冒険者登録もすませてある。後はどうとでもなるだろう。
人生の方針を決めたら、より一層魔法の勉強に身が入った。
上級魔法の勉強は数学の応用問題を解くようで難解だけど、基礎ができているから取っかかりはある。
分からないところは家庭教師に質問して、毎日予習復習に努めた。
並行して新しい魔法の開発にもいそしんだ。
育成があれば魔力回路をきたえられるけど、どうせなら防御能力をつけた方がいい。
この前ちょうどいいものを見つけた。
エンシェントドラゴンが見せた、魔法を無力化する防御方法だ。
四大属性の魔法を無効化する防御。闇属性の魔法を修得できれば、光と闇の無力化も不可能じゃない。

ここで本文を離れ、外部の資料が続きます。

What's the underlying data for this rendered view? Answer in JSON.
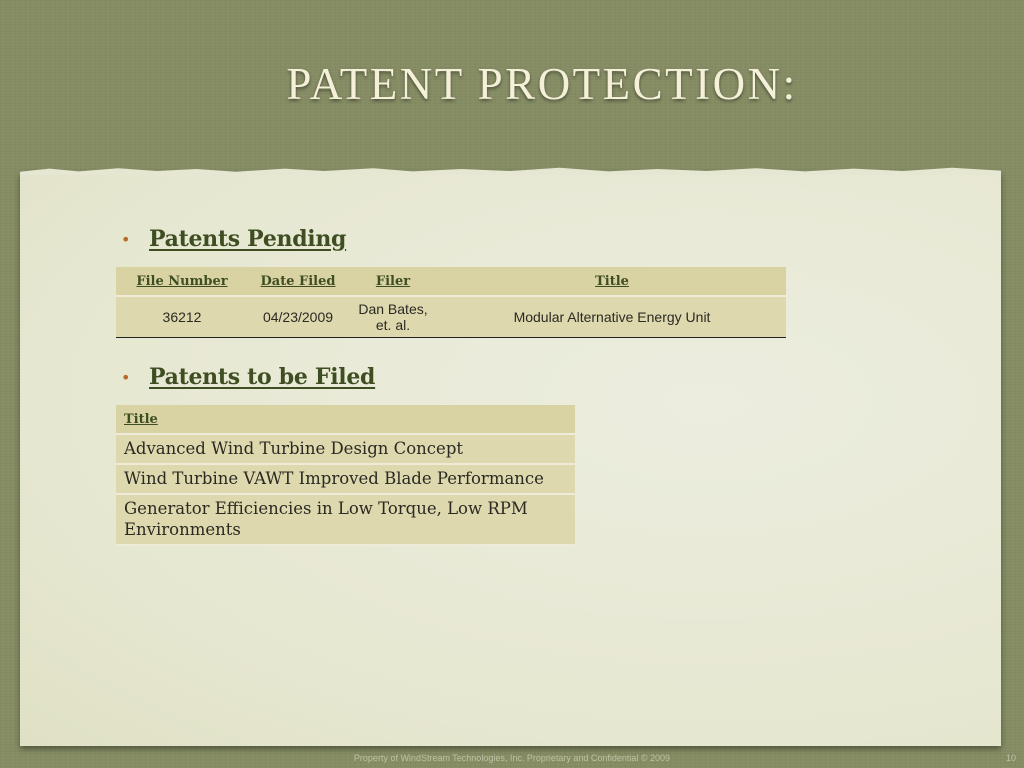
{
  "slide": {
    "title": "Patent Protection:"
  },
  "sections": {
    "pending": {
      "heading": "Patents Pending",
      "columns": [
        "File Number",
        "Date Filed",
        "Filer",
        "Title"
      ],
      "rows": [
        {
          "file_number": "36212",
          "date_filed": "04/23/2009",
          "filer_line1": "Dan Bates,",
          "filer_line2": "et. al.",
          "title": "Modular Alternative Energy Unit"
        }
      ]
    },
    "to_be_filed": {
      "heading": "Patents to be Filed",
      "column": "Title",
      "rows": [
        "Advanced Wind Turbine Design Concept",
        "Wind Turbine VAWT Improved Blade Performance",
        "Generator Efficiencies in Low Torque, Low RPM Environments"
      ]
    }
  },
  "bullet": "•",
  "footer": {
    "text": "Property of WindStream Technologies, Inc.  Proprietary and Confidential  © 2009",
    "page_number": "10"
  },
  "colors": {
    "background": "#858c63",
    "paper": "#e9ead6",
    "table_header": "#d9d3a3",
    "table_cell": "#ddd8ae",
    "heading_text": "#3e4e22",
    "bullet": "#b86a2b"
  }
}
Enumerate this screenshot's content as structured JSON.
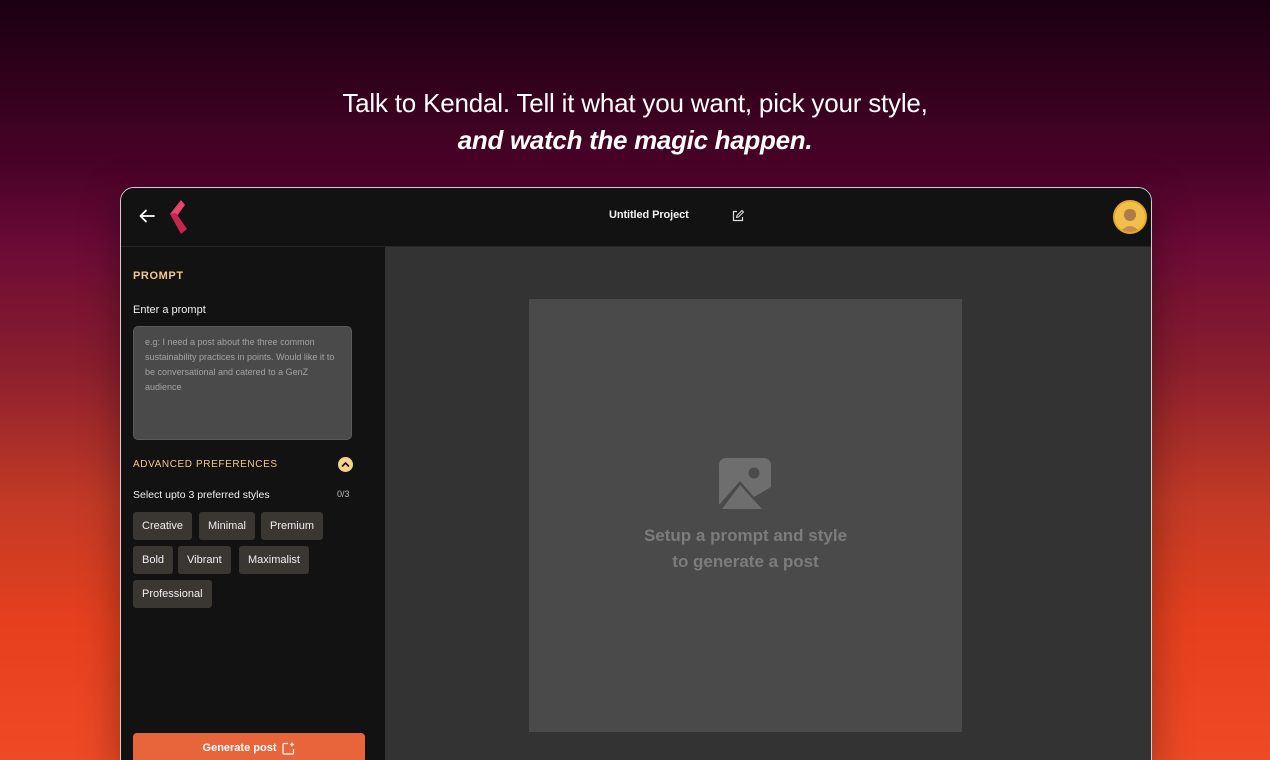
{
  "hero": {
    "line1": "Talk to Kendal. Tell it what you want, pick your style,",
    "line2": "and watch the magic happen."
  },
  "topbar": {
    "project_title": "Untitled Project",
    "back_icon": "arrow-left-icon",
    "edit_icon": "edit-icon",
    "logo": "kendal-logo"
  },
  "sidebar": {
    "section_title": "PROMPT",
    "prompt_label": "Enter a prompt",
    "prompt_placeholder": "e.g: I need a post about the three common sustainability practices in points. Would like it to be conversational and catered to a GenZ audience",
    "advanced_title": "ADVANCED PREFERENCES",
    "styles_label": "Select upto 3 preferred styles",
    "styles_count": "0/3",
    "styles": [
      "Creative",
      "Minimal",
      "Premium",
      "Bold",
      "Vibrant",
      "Maximalist",
      "Professional"
    ],
    "generate_label": "Generate post"
  },
  "canvas": {
    "placeholder_line1": "Setup a prompt and style",
    "placeholder_line2": "to generate a post"
  },
  "colors": {
    "accent": "#e8643a",
    "section_title": "#f3c98a",
    "chip_bg": "#3a3632"
  }
}
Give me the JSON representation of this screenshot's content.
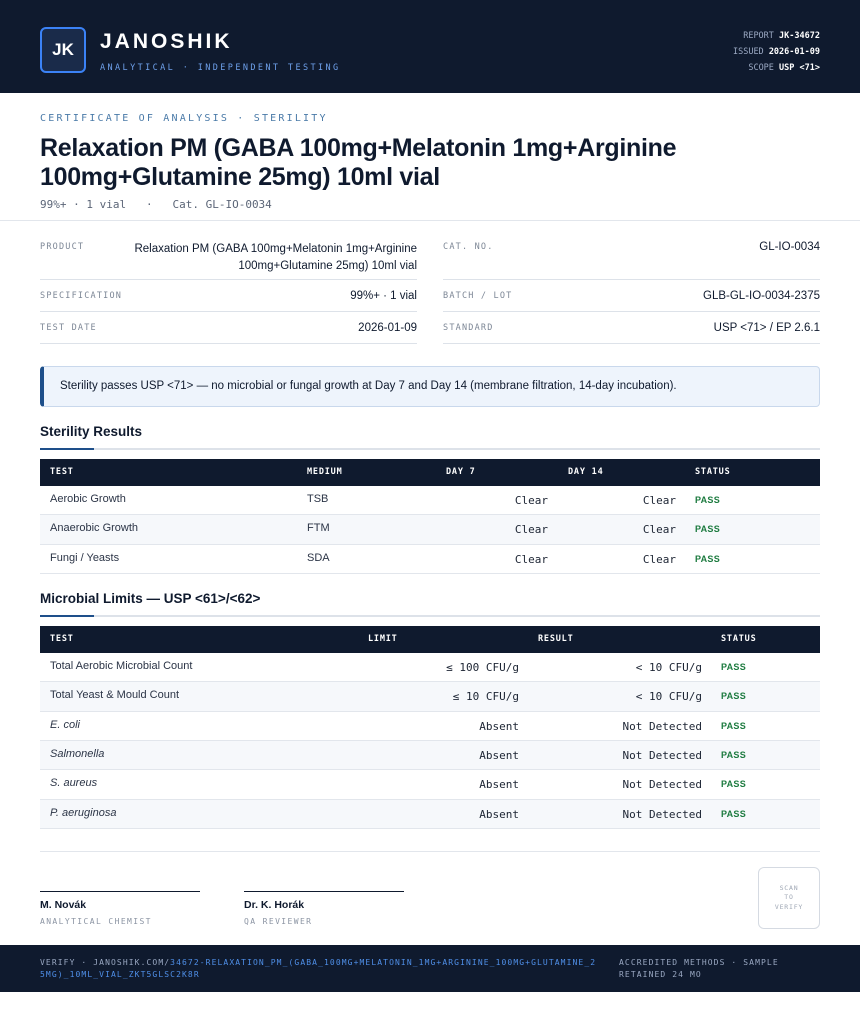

魔法が当たった瞬間に発動するから魔力の消費も抑えられる。
作らない手はない。勉強以外の時間はこれに捧げた。
時折父やオイデインに邪魔をされた。
どうせロールレイン伯爵から圧でもかけられているんだろう。
レベッカはいい子だよ? 反省してるみたいだよ? そんなことを気色悪い笑顔で告げられた。
気の毒とは思わないでもないけど、俺は彼らにされたことを忘れていない。
俺から爵位や勲章がなくなれば、二人が手のひらを返して冷遇するのは目に見えている。今さらどうやって信用しろと言うんだ。
もちろん態度には出さない。
俺が二人に冷たく当たれば、いずれライデリッヒ兄さんにも俺を説得する任が課されるだろう。
ライデリッヒ兄さんは父に逆らえない。
学園の寮は王都にある。屋敷まで戻るにも相当な時間がかかる。こんなことで迷惑はかけたくない。
俺は当たり障りのない言葉を選んで事務的に対応した。
たまに屋敷を訪れるレベッカとも円満なふうを装った。
以前のような高飛車な雰囲気は鳴りを潜めた。言葉を発するにも俺の顔をうかがってきてやりにくいったらない。
やっぱり誰も幸せにならない。俺は屋敷を出て行くべきなんだと強く確信した。
上級魔法に関する魔導書とにらめっこして、新たな魔法の開発に励む。
レベッカとの復縁を迫る長男と父をいなして、時々屋敷に来るレベッカと適当に談笑する。
そんな日々を送る内に試作型の術式が完成した。